12 technologies that will disrupt business in 2018

From artificial intelligence to augmented reality, these dozen disruptive technologies and trends will begin driving how business gets done at forward-thinking organizations this year.

In 2018, disruptive technologies like artificial intelligence, natural language processing, and computer vision are maturing, going from game-changing ideas to foundational tools for business. This year, we’ll see these and other technologies drive how business gets done and what new products will launch in the near future.

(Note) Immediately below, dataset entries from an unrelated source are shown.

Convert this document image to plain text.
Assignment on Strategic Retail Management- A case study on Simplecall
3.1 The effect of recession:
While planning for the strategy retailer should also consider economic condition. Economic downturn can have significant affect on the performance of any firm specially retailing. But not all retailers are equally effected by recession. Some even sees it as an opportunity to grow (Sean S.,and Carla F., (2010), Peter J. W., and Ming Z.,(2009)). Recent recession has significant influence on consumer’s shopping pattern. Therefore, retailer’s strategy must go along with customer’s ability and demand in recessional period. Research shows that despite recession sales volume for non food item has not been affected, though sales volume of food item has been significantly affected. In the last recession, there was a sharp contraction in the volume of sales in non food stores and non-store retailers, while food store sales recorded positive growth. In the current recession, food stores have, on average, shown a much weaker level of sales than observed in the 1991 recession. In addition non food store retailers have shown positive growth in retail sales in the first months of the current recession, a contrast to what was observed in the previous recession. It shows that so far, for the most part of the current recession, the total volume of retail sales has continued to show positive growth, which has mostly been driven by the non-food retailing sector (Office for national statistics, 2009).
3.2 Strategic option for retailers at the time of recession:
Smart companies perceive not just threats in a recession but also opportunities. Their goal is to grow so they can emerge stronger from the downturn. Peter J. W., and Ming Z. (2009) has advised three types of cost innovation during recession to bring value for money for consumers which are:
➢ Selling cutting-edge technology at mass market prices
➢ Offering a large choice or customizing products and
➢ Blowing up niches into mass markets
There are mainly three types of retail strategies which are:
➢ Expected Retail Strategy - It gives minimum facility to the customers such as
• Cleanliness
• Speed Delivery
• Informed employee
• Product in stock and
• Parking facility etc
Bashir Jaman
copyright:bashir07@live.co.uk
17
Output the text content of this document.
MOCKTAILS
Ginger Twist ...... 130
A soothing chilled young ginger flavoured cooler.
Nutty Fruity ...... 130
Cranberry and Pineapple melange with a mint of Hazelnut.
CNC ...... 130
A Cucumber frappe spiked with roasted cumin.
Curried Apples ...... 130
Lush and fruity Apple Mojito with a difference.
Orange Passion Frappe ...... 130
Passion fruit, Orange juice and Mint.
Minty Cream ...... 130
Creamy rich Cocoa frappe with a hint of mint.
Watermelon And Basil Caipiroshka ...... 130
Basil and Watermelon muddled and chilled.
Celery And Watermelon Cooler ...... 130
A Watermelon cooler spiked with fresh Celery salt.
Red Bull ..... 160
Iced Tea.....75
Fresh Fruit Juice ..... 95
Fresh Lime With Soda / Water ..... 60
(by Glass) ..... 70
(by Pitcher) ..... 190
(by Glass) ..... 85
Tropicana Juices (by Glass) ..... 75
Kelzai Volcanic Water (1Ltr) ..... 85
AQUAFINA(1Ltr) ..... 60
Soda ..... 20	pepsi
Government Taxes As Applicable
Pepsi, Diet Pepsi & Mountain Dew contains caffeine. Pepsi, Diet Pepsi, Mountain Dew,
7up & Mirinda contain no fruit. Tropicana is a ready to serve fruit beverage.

To get a sense of what’s ahead for this year, we looked at the technologies experts say are most likely to affect a wide variety of organizations as they undergo digital transformations. Pros in these fields gave us their top picks for what should be on your radar, as well as some insight into the implications of adopting these new technologies.

Smart health tech

Last month, Amazon, Berkshire Hathaway and JPMorgan Chase announced a joint venture with a focus on using technology to offer their employees and their families “simplified, high-quality and transparent healthcare at a reasonable cost.” Health insurance stocks dropped on the news, as industry watchers theorized how new technology might broadly affect health care.

Some analysts see gains already being made in preventative care. In 2018 Tech Market research firm ABI forecasts that businesses will widely adopt remote patient monitoring, with 18 million wearables incorporated into corporate wellness programs. The firm predicts that number to jump to 44 million by 2021.

Video, videoconferencing, and VR

In a survey of nearly 300 companies to determine what makes a great employee experience, researchers at MIT found a surprise at the top of the list: video. Investments in video technology lead to innovation, as well as improved collaboration and productivity, researchers found.

“We see firms investing significantly in interactive video technologies particularly as they spread the use of agile methodology beyond their software development teams to the rest of the business,” says Kristine Dery, a research scientist at MIT’s Sloan Center for Information Systems Research. “This highly interactive agile method of project delivery — with daily stand-ups —  requires teams to either be face to face, or to have the technologies that replicate those more intimate situations as closely as possible.”

Dery predicts that video tech will continue to simulate and improve face-to-face communication with new features, like virtual reality (VR) and other immersive tech (see below), especially as organizations work to fill the skills gap with distributed teams.